As the fight against terrorism continues, the United States of America is deploying some of its best agents. There is no way a single agent should have to go through what Carrie Mathison has. When it comes to fighting terror, she must first ask herself: Who can she trust?

The Blacklist has also dealt with sensitive issues, but when hasn’t Homeland? Both shows have compelling storylines that will keep viewers on the edge of their seats throughout the entire episode.

11. Seal Team

Seal Team

Seal Team can best be described as non-stop action. There’s a lot riding on Jason Hayes’ shoulders as team leader. Hayes, who is recently divorced, must first deal with the high stakes of his professional life before turning his attention to his private life. It’s like playing a real-life version of Call of Duty with him and his teammates.

The action in Seal Team is top-notch. Lots of explosions, gunfights, and close-quarters fighting. Fans of The Blacklist will want to watch this even if the general public does not.

12. The Wire

The insight that viewers were given into various aspects of society in The Wire set it apart from other dramas. In what way does this show relate to law enforcement? Is it about street hustlers? Is it about a school district? The Blacklist’s viewers can leave the show with a new outlook that excludes romance and mystery while still providing an engaging story.

Some of the best-written characters in television history can be found in The Wire. When the show was at its peak, a character’s murder made the front page of USA Today because the plotlines were so touching.

13. Designated Survivor

What happens if something happens to everyone in the Oval Office, including the President? So, if that’s the case, Designated Survivorwill have the solution. One man remains after a devastating explosion to assume the role of President of the United States.

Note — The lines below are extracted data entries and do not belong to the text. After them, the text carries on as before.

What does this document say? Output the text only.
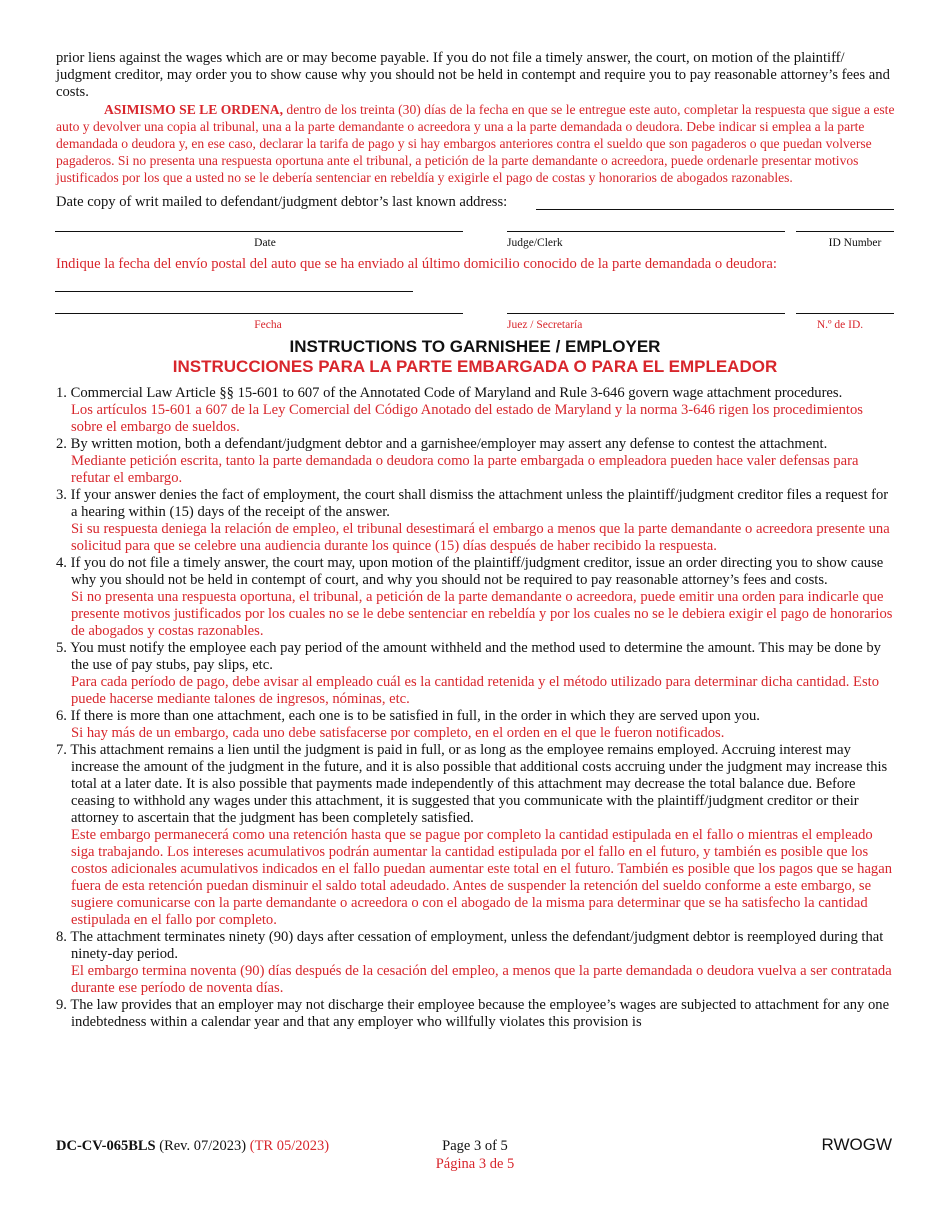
prior liens against the wages which are or may become payable. If you do not file a timely answer, the court, on motion of the plaintiff/ judgment creditor, may order you to show cause why you should not be held in contempt and require you to pay reasonable attorney’s fees and costs.
ASIMISMO SE LE ORDENA, dentro de los treinta (30) días de la fecha en que se le entregue este auto, completar la respuesta que sigue a este auto y devolver una copia al tribunal, una a la parte demandante o acreedora y una a la parte demandada o deudora. Debe indicar si emplea a la parte demandada o deudora y, en ese caso, declarar la tarifa de pago y si hay embargos anteriores contra el sueldo que son pagaderos o que puedan volverse pagaderos. Si no presenta una respuesta oportuna ante el tribunal, a petición de la parte demandante o acreedora, puede ordenarle presentar motivos justificados por los que a usted no se le debería sentenciar en rebeldía y exigirle el pago de costas y honorarios de abogados razonables.
Date copy of writ mailed to defendant/judgment debtor’s last known address:
Date	Judge/Clerk	ID Number
Indique la fecha del envío postal del auto que se ha enviado al último domicilio conocido de la parte demandada o deudora:
Fecha	Juez / Secretaría	N.º de ID.
INSTRUCTIONS TO GARNISHEE / EMPLOYER
INSTRUCCIONES PARA LA PARTE EMBARGADA O PARA EL EMPLEADOR
1. Commercial Law Article §§ 15-601 to 607 of the Annotated Code of Maryland and Rule 3-646 govern wage attachment procedures.
Los artículos 15-601 a 607 de la Ley Comercial del Código Anotado del estado de Maryland y la norma 3-646 rigen los procedimientos sobre el embargo de sueldos.
2. By written motion, both a defendant/judgment debtor and a garnishee/employer may assert any defense to contest the attachment.
Mediante petición escrita, tanto la parte demandada o deudora como la parte embargada o empleadora pueden hace valer defensas para refutar el embargo.
3. If your answer denies the fact of employment, the court shall dismiss the attachment unless the plaintiff/judgment creditor files a request for a hearing within (15) days of the receipt of the answer.
Si su respuesta deniega la relación de empleo, el tribunal desestimará el embargo a menos que la parte demandante o acreedora presente una solicitud para que se celebre una audiencia durante los quince (15) días después de haber recibido la respuesta.
4. If you do not file a timely answer, the court may, upon motion of the plaintiff/judgment creditor, issue an order directing you to show cause why you should not be held in contempt of court, and why you should not be required to pay reasonable attorney’s fees and costs.
Si no presenta una respuesta oportuna, el tribunal, a petición de la parte demandante o acreedora, puede emitir una orden para indicarle que presente motivos justificados por los cuales no se le debe sentenciar en rebeldía y por los cuales no se le debiera exigir el pago de honorarios de abogados y costas razonables.
5. You must notify the employee each pay period of the amount withheld and the method used to determine the amount. This may be done by the use of pay stubs, pay slips, etc.
Para cada período de pago, debe avisar al empleado cuál es la cantidad retenida y el método utilizado para determinar dicha cantidad. Esto puede hacerse mediante talones de ingresos, nóminas, etc.
6. If there is more than one attachment, each one is to be satisfied in full, in the order in which they are served upon you.
Si hay más de un embargo, cada uno debe satisfacerse por completo, en el orden en el que le fueron notificados.
7. This attachment remains a lien until the judgment is paid in full, or as long as the employee remains employed. Accruing interest may increase the amount of the judgment in the future, and it is also possible that additional costs accruing under the judgment may increase this total at a later date. It is also possible that payments made independently of this attachment may decrease the total balance due. Before ceasing to withhold any wages under this attachment, it is suggested that you communicate with the plaintiff/judgment creditor or their attorney to ascertain that the judgment has been completely satisfied.
Este embargo permanecerá como una retención hasta que se pague por completo la cantidad estipulada en el fallo o mientras el empleado siga trabajando. Los intereses acumulativos podrán aumentar la cantidad estipulada por el fallo en el futuro, y también es posible que los costos adicionales acumulativos indicados en el fallo puedan aumentar este total en el futuro. También es posible que los pagos que se hagan fuera de esta retención puedan disminuir el saldo total adeudado. Antes de suspender la retención del sueldo conforme a este embargo, se sugiere comunicarse con la parte demandante o acreedora o con el abogado de la misma para determinar que se ha satisfecho la cantidad estipulada en el fallo por completo.
8. The attachment terminates ninety (90) days after cessation of employment, unless the defendant/judgment debtor is reemployed during that ninety-day period.
El embargo termina noventa (90) días después de la cesación del empleo, a menos que la parte demandada o deudora vuelva a ser contratada durante ese período de noventa días.
9. The law provides that an employer may not discharge their employee because the employee’s wages are subjected to attachment for any one indebtedness within a calendar year and that any employer who willfully violates this provision is
DC-CV-065BLS (Rev. 07/2023) (TR 05/2023)	Page 3 of 5
Página 3 de 5
RWOGW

After being the protector in 24, Kiefer Southerland is now the one who needs to be protected. Even though Designated Survivor was terminated by ABC, Netflix decided to continue the series for a third season despite the excellent storylines.

14. S.W.A.T.


Shemar Moore joined S.W.A.T. after leaving the popular CBS show Criminal Minds, and he is now the leader of the elite team and the star of a new action-packed show. What The Blacklist fans want is for S.W.A.T. to be reunited with their favorite characters from the show. It’s about a team of cops who use cutting-edge technology to find and apprehend criminals in Los Angeles.

S.W.A.T. is more action-oriented than the Raymond Reddington/Elizabeth Keen series because of the lack of depth in the storylines. Season 2 saw an improvement in the storyline.

15. The Blacklist: Redemption

The Blacklist: Redemption is the show to watch if you’re curious about Tom Keen’s past. Even though it only aired for one season, this show shed light on the mystery surrounding Tom’s biological parents. What happened next took everyone by surprise. Return of Matius, one of the series’ standout bad guys. In contrast to the previous time, he now has the upper hand.

As a result, Tom finds himself in yet another pickle, as he must now choose between his mother and father in terms of who he can trust. Again, this is a game of cat and mouse that should have lasted much longer.